Several people have written me to comment on my kids' names. Yes, they're all named after cities. Yes, Clayton is actually a city even though it doesn't sound like one. The thing about Clay is that we were running out of good city names by the time we got to him and we had a hard time deciding on a name. We didn't have a name picked out until the day after he was born despite plenty of "helpful" suggestions from family and friends. Let's see if I can recall some of their wonderful name ideas. There was
Paul & Minnie (St. Paul and Minneapolis) if I had boy/girl twins
and of course, Rancho Cucamonga
As awesome as all these suggestions were, I figured I'd probably mess my child up enough on my own without giving him a name he'd never be able to spell. Can you imagine the therapy bill for a kid named Punxsutawney?
By the time I was in labor, I'd narrowed down my choices to Dallas, Houston, Branson, and Clayton. (Yes, I used a copy of Rand McNally to get ideas.) My husband and I couldn't decide so we let our other kids pick the baby's name from those four choices. Austin and Savannah both voted for Clayton. Jackson, on the other hand, opted to call him Slicker. In fact, he called him Slicker for about a year at which point Clayton became known as "Baby Day-on" which is how Lexi pronounced Clayton at the time. It could have been worse. Jackson wanted to call him Nemo at first.

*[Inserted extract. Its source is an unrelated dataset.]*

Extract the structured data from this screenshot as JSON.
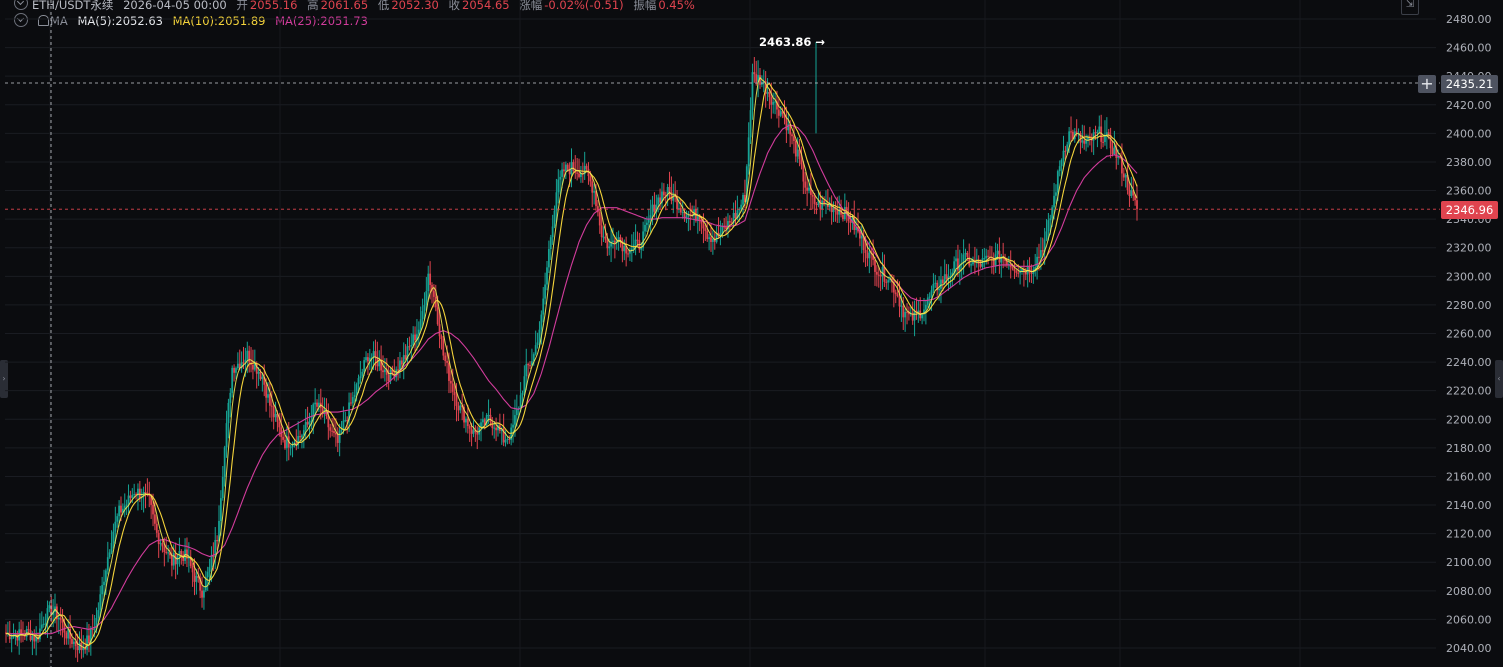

My point is - you pour over baby name books for nine months agonizing over the all important question - what will I name my baby so no one will give him a goofy nickname? It seems that for every choice you can think of, there is an unappealing nickname just waiting to attach itself to your baby. (Not to mention trying to find a name that doesn't remind you of someone you hated in highschool.)
You can insist and demand that your little Joseph never be called anything but Joseph, but by the time he's in kindergarten, he'll be known as Joe or Joey to someone. And if that doesn't happen, he'll acquire a nickname like Skipper, Spaz, Rhino, or some other equally ridiculous moniker that will stick with him for life. It just happens. You might as well accept that.

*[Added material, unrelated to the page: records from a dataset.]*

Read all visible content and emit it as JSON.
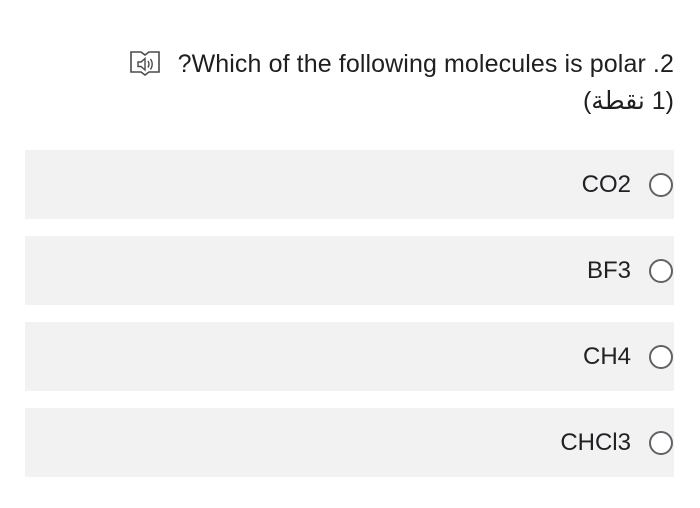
{
  "question": {
    "text": "?Which of the following molecules is polar .2",
    "points": "(1 نقطة)"
  },
  "icons": {
    "reader": "immersive-reader-icon"
  },
  "options": [
    {
      "label": "CO2"
    },
    {
      "label": "BF3"
    },
    {
      "label": "CH4"
    },
    {
      "label": "CHCl3"
    }
  ]
}
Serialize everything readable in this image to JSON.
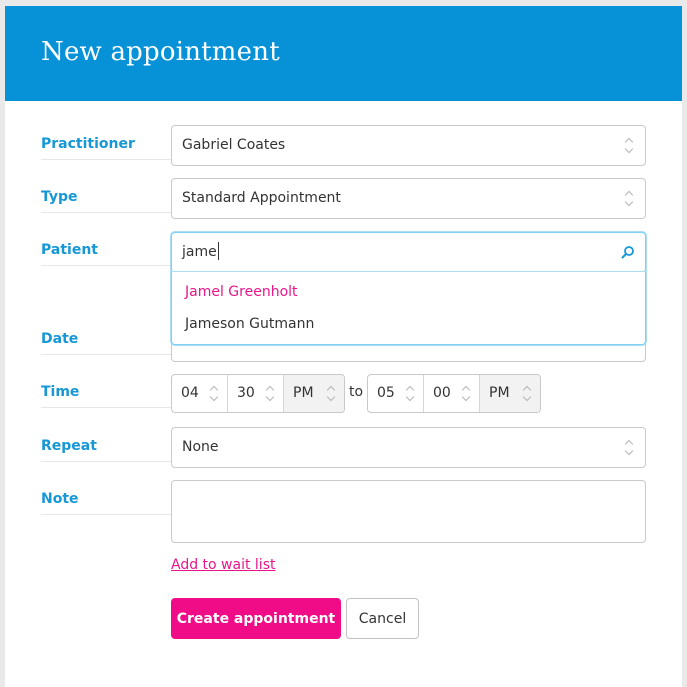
{
  "header": {
    "title": "New appointment"
  },
  "form": {
    "practitioner": {
      "label": "Practitioner",
      "value": "Gabriel Coates"
    },
    "type": {
      "label": "Type",
      "value": "Standard Appointment"
    },
    "patient": {
      "label": "Patient",
      "value": "jame",
      "suggestions": [
        "Jamel Greenholt",
        "Jameson Gutmann"
      ]
    },
    "date": {
      "label": "Date"
    },
    "time": {
      "label": "Time",
      "start": {
        "hour": "04",
        "minute": "30",
        "ampm": "PM"
      },
      "to": "to",
      "end": {
        "hour": "05",
        "minute": "00",
        "ampm": "PM"
      }
    },
    "repeat": {
      "label": "Repeat",
      "value": "None"
    },
    "note": {
      "label": "Note",
      "value": ""
    }
  },
  "links": {
    "waitlist": "Add to wait list"
  },
  "actions": {
    "create": "Create appointment",
    "cancel": "Cancel"
  },
  "colors": {
    "header_bg": "#0792d8",
    "label": "#1697d6",
    "accent": "#ef0c86",
    "link": "#e8168a"
  },
  "icons": {
    "patient_search": "search-icon",
    "select": "up-down-caret-icon"
  }
}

And really, I'm not sure why I bothered to give my kids names at all. I can never remember them. I spit and sputter, going through a list of disjointed syllables. "AusSavaJacksClaytonReid get over here right now!" It's very hard to sound authoritative when you can't remember your child's name. For some reason, the kids just don't take you seriously when you say, "JacksSav, er ClayLex, grrr whatever your name is! You know who you are!"
My dad used to call my poor sister "Corky". Corky was the dog. We thought he was crazy. Now I know the truth. We made him crazy.